I wondered if the fact that t-tests were well behaved was connected to the additive nature of the varances involved. To simulate an RNAseq experiement, I took advantage of the structure of the standard model of RNA-seq: The biological variance in abundance of a transcript in a cell is modelled by the gamma distribution, and then the sequencing process is modelled by a poisson, the convolution of these two processes resulting in a negative binominal.

I modelled the abundance in indevidual samples as draws from a gamma distribution with shape parameter 5 (taken from the edgeR vignette). I simulated pooling by averaging several such draws. I then simulated sequencing with a poisson draw on the mean of the gamma draws. I each gene had a grand mean expression that was drawn from a log-normal distribution.

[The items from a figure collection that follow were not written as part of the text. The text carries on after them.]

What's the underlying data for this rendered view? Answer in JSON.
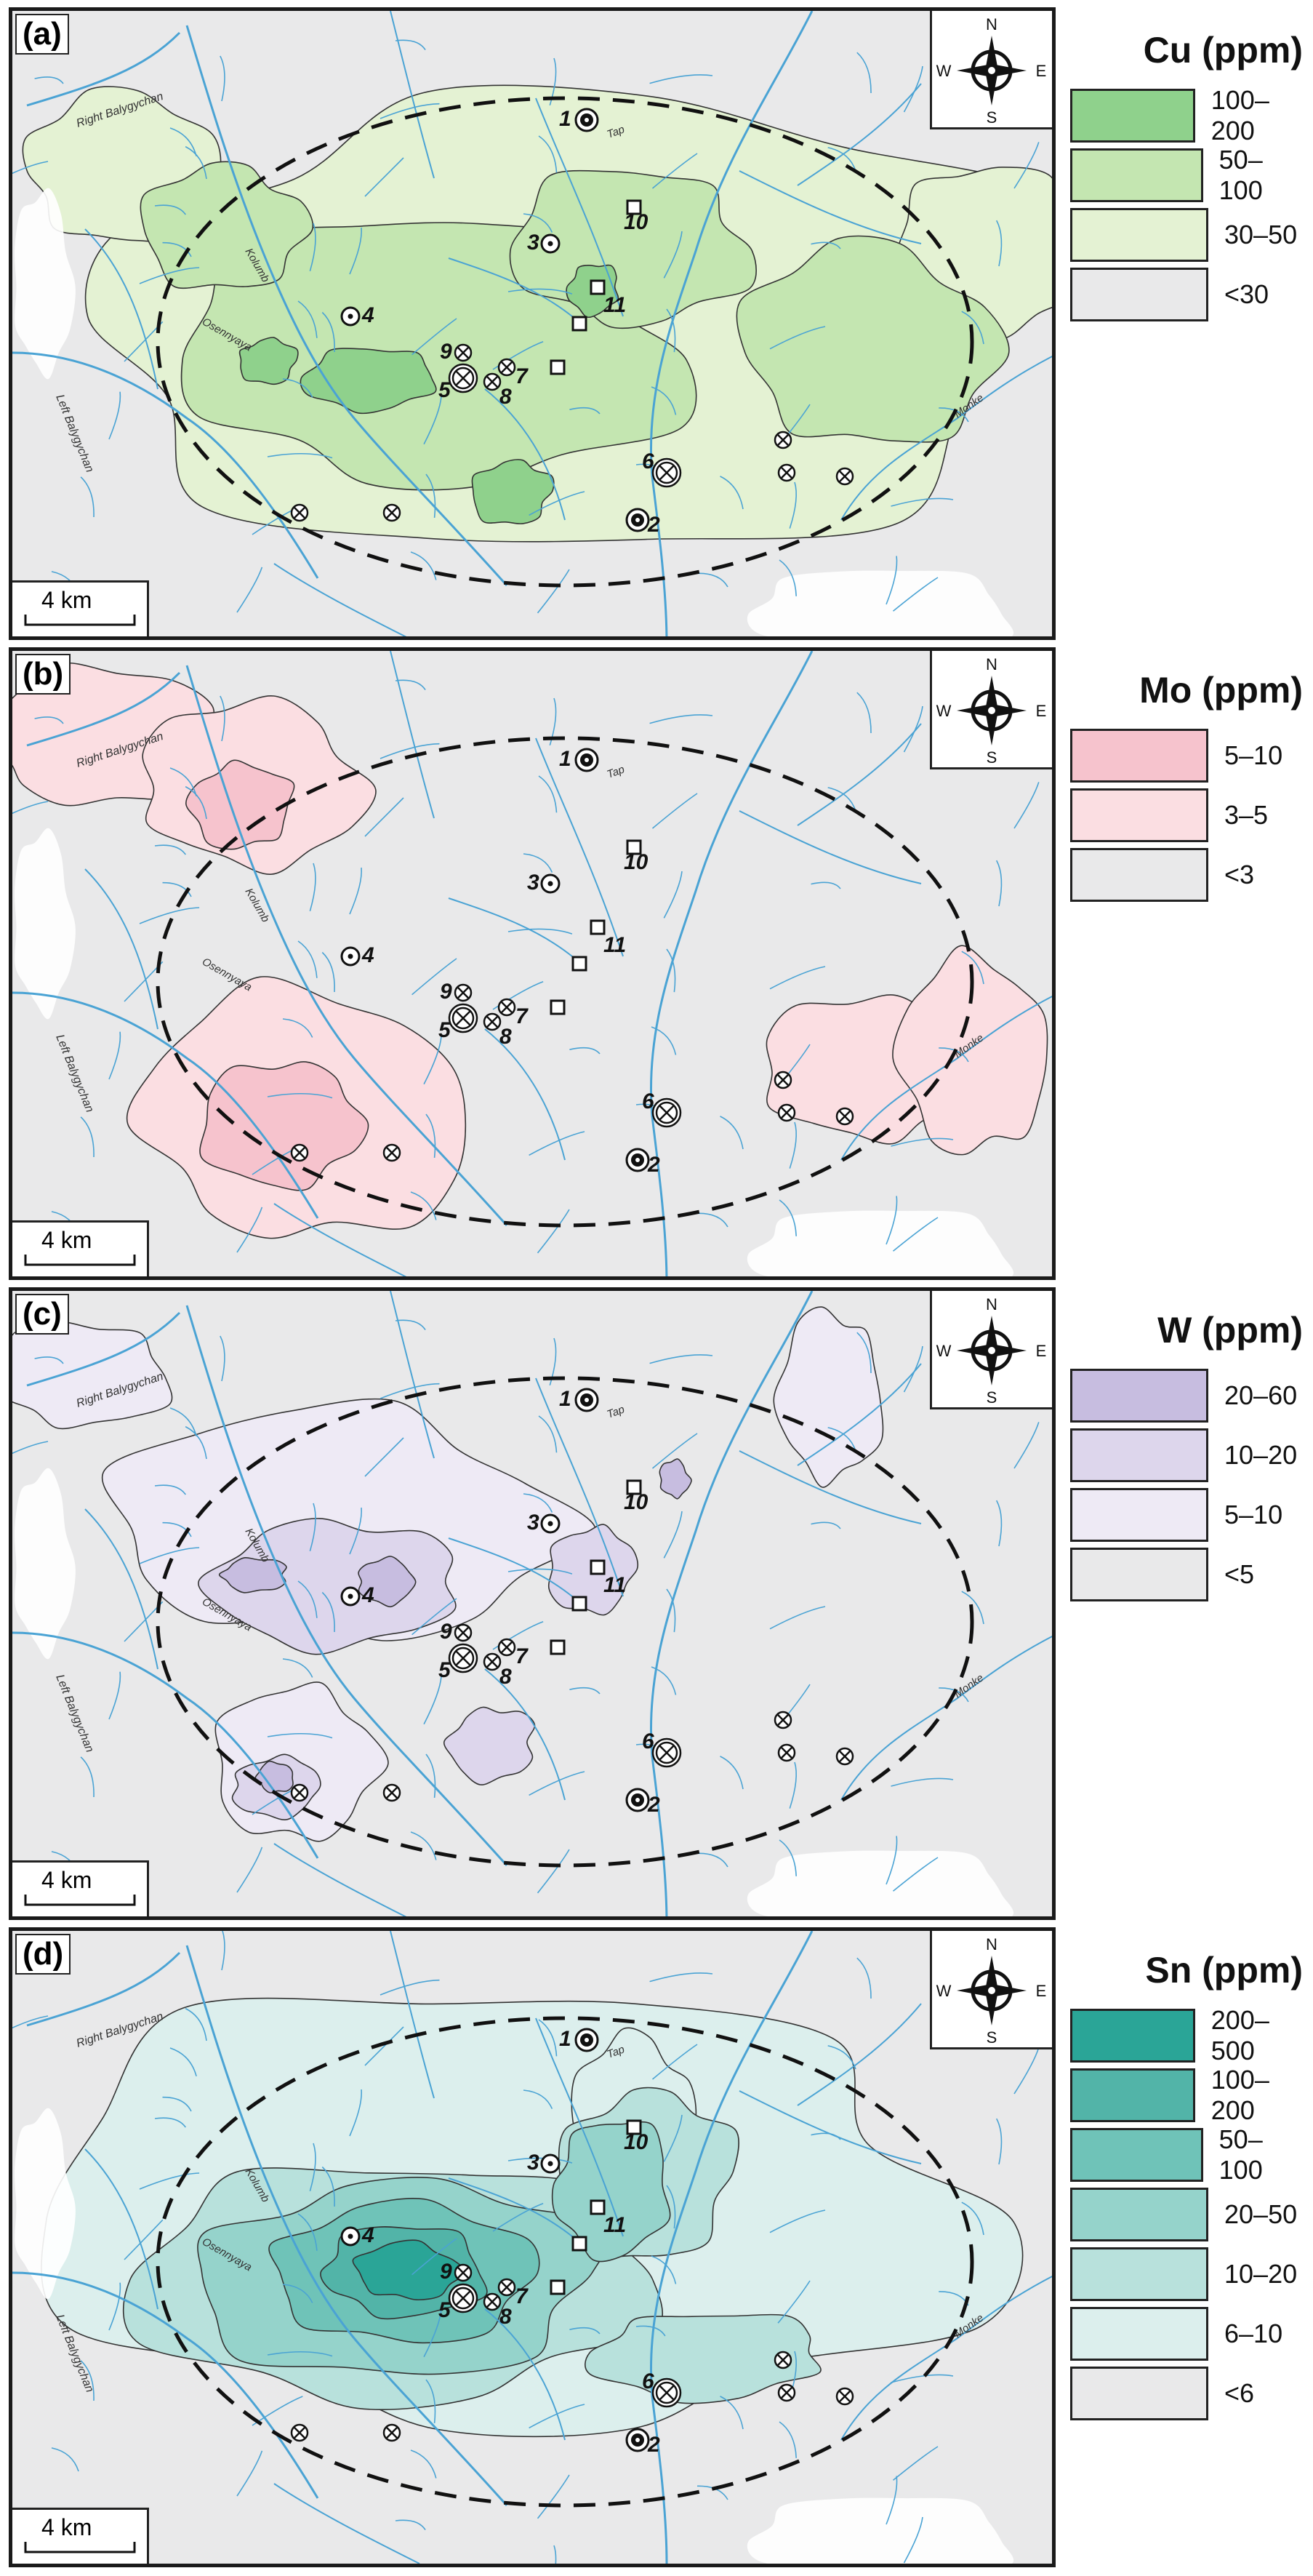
{
  "panels": [
    {
      "label": "(a)",
      "element": "Cu",
      "legend_title": "Cu (ppm)",
      "classes": [
        {
          "label": "100–200",
          "color": "#8fd18c"
        },
        {
          "label": "50–100",
          "color": "#c4e6b1"
        },
        {
          "label": "30–50",
          "color": "#e4f2d3"
        },
        {
          "label": "<30",
          "color": "#e9e9ea"
        }
      ]
    },
    {
      "label": "(b)",
      "element": "Mo",
      "legend_title": "Mo (ppm)",
      "classes": [
        {
          "label": "5–10",
          "color": "#f6c3cd"
        },
        {
          "label": "3–5",
          "color": "#fbdee2"
        },
        {
          "label": "<3",
          "color": "#e9e9ea"
        }
      ]
    },
    {
      "label": "(c)",
      "element": "W",
      "legend_title": "W (ppm)",
      "classes": [
        {
          "label": "20–60",
          "color": "#c7bde0"
        },
        {
          "label": "10–20",
          "color": "#ddd6ec"
        },
        {
          "label": "5–10",
          "color": "#eeeaf5"
        },
        {
          "label": "<5",
          "color": "#e9e9ea"
        }
      ]
    },
    {
      "label": "(d)",
      "element": "Sn",
      "legend_title": "Sn (ppm)",
      "classes": [
        {
          "label": "200–500",
          "color": "#2aa597"
        },
        {
          "label": "100–200",
          "color": "#52b4a8"
        },
        {
          "label": "50–100",
          "color": "#6fc3b8"
        },
        {
          "label": "20–50",
          "color": "#95d3cb"
        },
        {
          "label": "10–20",
          "color": "#b8e1dc"
        },
        {
          "label": "6–10",
          "color": "#dcefed"
        },
        {
          "label": "<6",
          "color": "#e9e9ea"
        }
      ]
    }
  ],
  "compass": {
    "n": "N",
    "s": "S",
    "e": "E",
    "w": "W"
  },
  "scale_bar": "4 km",
  "rivers": {
    "right": "Right Balygychan",
    "left": "Left Balygychan",
    "kolumb": "Kolumb",
    "osennyaya": "Osennyaya",
    "tap": "Tap",
    "monke": "Monke"
  },
  "sites": [
    "1",
    "2",
    "3",
    "4",
    "5",
    "6",
    "7",
    "8",
    "9",
    "10",
    "11"
  ],
  "colors": {
    "river": "#4aa3d4",
    "background": "#e9e9ea",
    "frame": "#1a1a1a"
  }
}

I simulated 10,000 genes with a Log2FoldChange of 0, and 5,000 genes each with LFCs of -1, -0.5, -0.1, 0.1, 0.5 and 1, both from 9 samples pooled 3 samples per pool into 3 pools, and from 3 unpooled samples per condition, and then ran a standard DESeq2 analysis.

Unpooled:

| lfc   | pvalue < 0.05 | padj<0.05
|   0   |    0.0661 |    0.0057     
| 0.1   |    0.0696 |    0.0067     
| 0.5   |    0.1740 |    0.0289     
|   1   |    0.4846 |    0.1554

And for the pooled:

| lfc   | pvalue < 0.05 | padj<0.05
|   0   |    0.0563 |    0.0164     
| 0.1   |    0.0752 |    0.0255     
| 0.5   |    0.3802 |    0.2109         
|   1   |    0.9017 |    0.7872

While the test is anti-conservative in both cases: the fraction of genes with unadjusted p-value < 0.05 when the LFC is 0, this is the case for both pooled and unpooled, and probably points to some problem with my simulations (perhaps @MileLove can advise). It is worth noting that while the proportion of genes with pvalue < 0.05 is similar, the proprotion of genes with padj<0.05 when LFC is 0 is somewhat higher in the pooled than in the unpooled. However, the fraction of genes discovered with LFC is not 0 is much higher for the pooled samples, suggesting that the pooled approach is more powerful, if with a slightly higher false positive rate.

Final thoughts

Its been pointed out that some empirical research exists on this question (thanks @h.mon), but that it is not consistant in its conclusions:

https://bmcgenomics.biomedcentral.com/articles/10.1186/s12864-020-6721-y

https://bmcgenomics.biomedcentral.com/articles/10.1186/s12864-015-1767-y

It tends to compare pooling to sequencing all the samples seperately, which is not the suggestion here. At least one of these papers assumes that the results from the unpooled anaysis is the ground truth, but this might not be true if the RNA was sufficiently poor quality that the sequencing results from single samples is not good.

Pooling does mean that it is not possible to control for factors other than codition in the analysis. It would therefore, be important to design the pools with care. For example, either all the animals in a pool should be from the same litter, or there should be one animal from each litter in each pool. Ditto for sex, etc.